Enfin, la question de la gestion du spectre et des orbites est cruciale. L'Union internationale des télécommunications (UIT) attribue les fréquences et les positions orbitales selon le principe du « premier arrivé, premier servi ». Les États-Unis et la Chine ayant pris une avance considérable, la France et ses alliés doivent faire preuve d'agilité diplomatique pour préserver leurs droits d'accès à un espace orbital de plus en plus saturé.

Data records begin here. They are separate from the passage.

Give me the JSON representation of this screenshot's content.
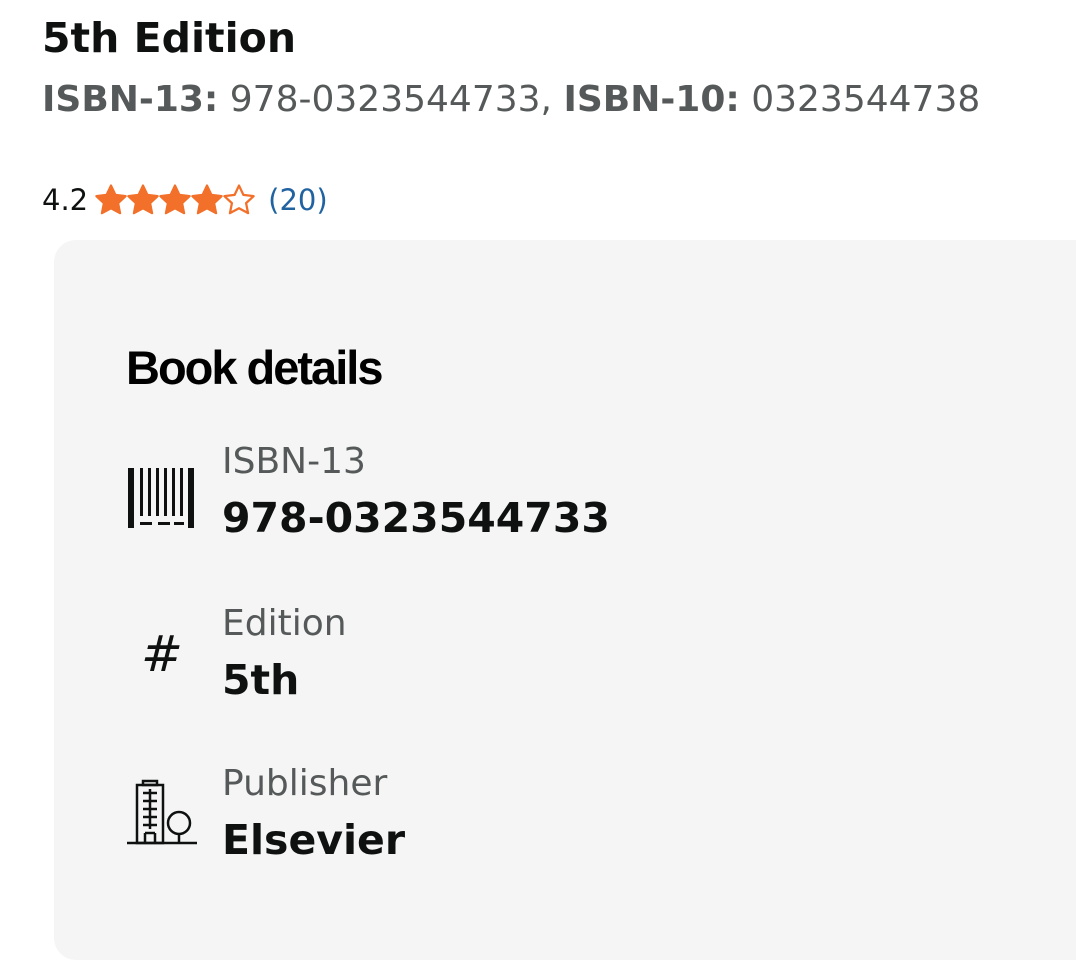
{
  "header": {
    "edition_title": "5th Edition",
    "isbn13_label": "ISBN-13:",
    "isbn13_value": "978-0323544733,",
    "isbn10_label": "ISBN-10:",
    "isbn10_value": "0323544738"
  },
  "rating": {
    "value": "4.2",
    "score": 4.2,
    "max": 5,
    "review_count": "(20)",
    "star_color": "#f3702a"
  },
  "details": {
    "heading": "Book details",
    "panel_color": "#f5f5f5",
    "items": [
      {
        "icon": "barcode-icon",
        "label": "ISBN-13",
        "value": "978-0323544733"
      },
      {
        "icon": "hash-icon",
        "label": "Edition",
        "value": "5th"
      },
      {
        "icon": "building-icon",
        "label": "Publisher",
        "value": "Elsevier"
      }
    ]
  }
}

Le modèle économique, talon d'Achille du projet
Si la dimension stratégique du dossier fait consensus, les perspectives économiques suscitent davantage de débat. Le marché mondial de la connectivité par satellite est estimé à plusieurs dizaines de milliards d'euros d'ici 2030, mais il est déjà largement orienté vers Starlink, dont l'avance en termes de nombre de satellites et de prix au consommateur est difficile à combler.
Les acteurs européens misent donc sur des niches à forte valeur ajoutée : la connectivité gouvernementale et militaire, les services de télécommunications dans les zones arctiques ou maritimes, et les applications d'observation de la Terre. Ces segments, moins exposés à la concurrence frontale avec SpaceX, offrent des marges plus confortables et une clientèle institutionnelle fidèle.
Pour autant, les investissements requis sont colossaux. IRIS² représente à lui seul plusieurs milliards d'euros, financés en partie par des fonds publics européens. La Commission européenne a justifié cet engagement au nom de la souveraineté numérique et de la résilience des infrastructures critiques — un argument qui, dans le contexte géopolitique actuel, peine de moins en moins à convaincre les États membres.
La France au cœur du jeu
Dans cette recomposition de l'ordre spatial, la France occupe une position singulière. Elle est à la fois actionnaire d'Eutelsat, partenaire industriel d'IRIS², puissance spatiale membre de l'ESA et nation dotée d'un Commandement de l'espace autonome. Cette multiplicité de rôles lui confère une influence réelle, mais aussi une responsabilité : celle de fédérer des partenaires européens aux intérêts parfois divergents autour d'une vision commune.
L'enjeu, à terme, dépasse la seule connectivité. Il s'agit de déterminer qui contrôlera les autoroutes de l'information du XXIe siècle — et, avec elles, une part significative de la puissance économique et militaire mondiale. La France a choisi de ne pas laisser cette question se régler sans elle.